On Monday JetBlue launched a hostile takeover of Spirit Airlines after its earlier acquisition offer was rejected, the New York-based airline said in a release.
Spirit previously rejected a takeover offer from JetBlue, favoring an earlier deal to merge with fellow budget airline Frontier. The board cited antitrust issues and “an unacceptable level of closing risk” to its shareholders as its reasons for rejecting the JetBlue bid.
Related: Spirit Airlines Rejects JetBlue Offer, Claiming Antitrust Issues
JetBlue said in a statement Monday that its offer represented a “60% premium to the value of the Frontier transaction.” The airline added that it was willing to negotiate a $33-per-share deal if Spirit agrees to provide information about its business that JetBlue claims has been withheld.

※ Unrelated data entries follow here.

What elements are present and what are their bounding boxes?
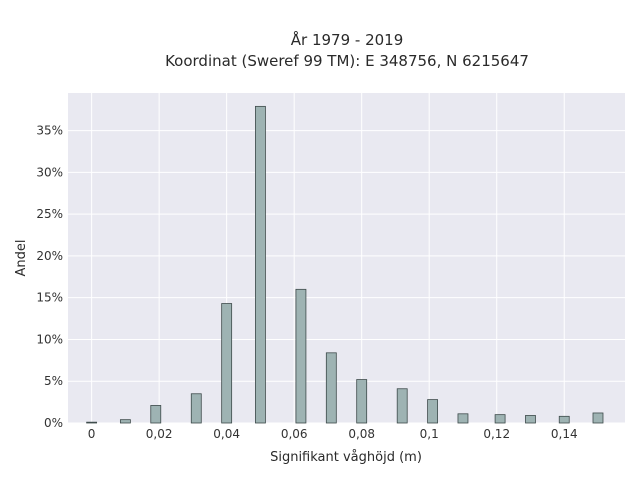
x-tick-label-0: 0 — [88, 427, 96, 441]
bar-layer — [86, 105, 604, 424]
x-tick-label-5: 0,1 — [420, 427, 439, 441]
x-axis-title: Signifikant våghöjd (m) — [270, 450, 422, 465]
x-tick-label-1: 0,02 — [146, 427, 173, 441]
y-tick-label-0: 0% — [44, 416, 63, 430]
x-tick-label-2: 0,04 — [213, 427, 240, 441]
grid-layer — [68, 93, 625, 424]
chart-title: År 1979 - 2019 — [291, 30, 404, 49]
y-tick-labels: 0% 5% 10% 15% 20% 25% 30% 35% — [36, 124, 63, 430]
bar-12 — [494, 414, 506, 424]
y-axis-title: Andel — [14, 240, 29, 277]
bar-7 — [325, 352, 337, 424]
bar-0 — [86, 421, 98, 424]
y-tick-label-6: 30% — [36, 165, 63, 179]
bar-9 — [396, 388, 408, 424]
bar-13 — [525, 415, 536, 424]
x-tick-label-7: 0,14 — [551, 427, 578, 441]
bar-5 — [255, 105, 266, 424]
chart-subtitle: Koordinat (Sweref 99 TM): E 348756, N 62… — [165, 52, 529, 70]
y-tick-label-3: 15% — [36, 291, 63, 305]
y-tick-label-5: 25% — [36, 207, 63, 221]
x-tick-label-3: 0,06 — [281, 427, 308, 441]
y-tick-label-1: 5% — [44, 374, 63, 388]
x-tick-labels: 0 0,02 0,04 0,06 0,08 0,1 0,12 0,14 — [88, 427, 578, 441]
x-tick-label-6: 0,12 — [483, 427, 510, 441]
y-tick-label-7: 35% — [36, 124, 63, 138]
bar-15 — [592, 412, 604, 424]
x-tick-label-4: 0,08 — [348, 427, 375, 441]
y-tick-label-2: 10% — [36, 332, 63, 346]
bar-11 — [457, 413, 469, 424]
bar-6 — [295, 288, 307, 424]
bar-8 — [356, 379, 368, 424]
bar-10 — [427, 399, 438, 424]
bar-1 — [119, 419, 131, 424]
bar-14 — [558, 415, 570, 424]
bar-3 — [190, 393, 202, 424]
bar-4 — [221, 303, 233, 424]
y-tick-label-4: 20% — [36, 249, 63, 263]
plot-area — [68, 93, 625, 423]
bar-2 — [150, 405, 162, 424]
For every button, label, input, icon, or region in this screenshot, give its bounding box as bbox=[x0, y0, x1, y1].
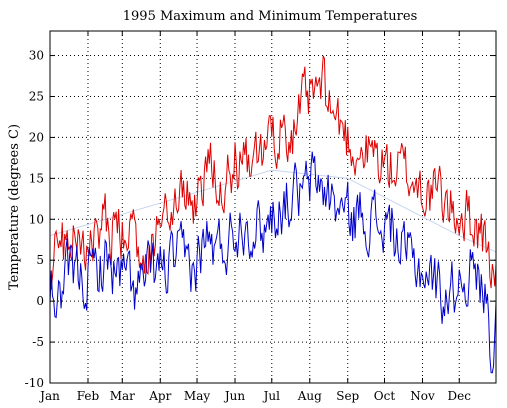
x-tick-label: Oct bbox=[374, 389, 396, 403]
x-tick-label: Nov bbox=[410, 389, 435, 403]
series-min-line bbox=[49, 151, 497, 374]
x-tick-label: Aug bbox=[297, 389, 322, 403]
y-tick-label: -5 bbox=[32, 335, 44, 349]
y-tick-label: 0 bbox=[36, 294, 44, 308]
y-tick-label: 10 bbox=[29, 212, 44, 226]
y-tick-label: 25 bbox=[29, 89, 44, 103]
x-tick-label: Apr bbox=[148, 389, 171, 403]
x-tick-label: Sep bbox=[336, 389, 359, 403]
y-tick-label: -10 bbox=[25, 376, 44, 390]
series-max-line bbox=[49, 55, 497, 291]
y-tick-label: 15 bbox=[29, 171, 44, 185]
x-tick-label: May bbox=[184, 389, 210, 403]
chart-title: 1995 Maximum and Minimum Temperatures bbox=[123, 9, 418, 24]
x-tick-label: Jan bbox=[38, 389, 60, 403]
axis-ticks: Jan Feb Mar Apr May Jun Jul Aug Sep Oct Nov Dec -10 -… bbox=[25, 31, 496, 403]
x-tick-label: Mar bbox=[110, 389, 135, 403]
x-tick-label: Jul bbox=[262, 389, 281, 403]
plot-frame bbox=[49, 30, 497, 384]
y-tick-label: 30 bbox=[29, 49, 44, 63]
series-group bbox=[49, 55, 497, 374]
y-tick-label: 20 bbox=[29, 130, 44, 144]
x-tick-label: Jun bbox=[223, 389, 246, 403]
x-tick-label: Dec bbox=[448, 389, 472, 403]
x-tick-label: Feb bbox=[77, 389, 100, 403]
y-tick-label: 5 bbox=[36, 253, 44, 267]
y-axis-label: Temperature (degrees C) bbox=[7, 124, 22, 290]
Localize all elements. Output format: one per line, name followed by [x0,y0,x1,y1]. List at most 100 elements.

“JetBlue offers more value, a significant premium in cash, more certainty, and more benefits for all stakeholders,” JetBlue CEO Robin Hayes said in a statement. “Frontier offers less value, more risk, no divestiture commitments, and no reverse break-up fee, despite more overlap on non-stop routes and their own regulatory challenges.”
Spirit rejected a $33 a share cash offer from JetBlue on April 2, saying that it didn’t believe a merger with the company would be cleared by regulators, and that “given this substantial completion risk, we believe JetBlue’s economic offer is illusory.”
Spirit and Frontier were to combine, the new airline would leapfrog JetBlue and Alaska Air in the number of miles flown by paying passengers, according to 2021 statistics, putting it behind the four major airlines that control about 80% of the nation’s air traffic, American, Delta, United and Southwest Airlines.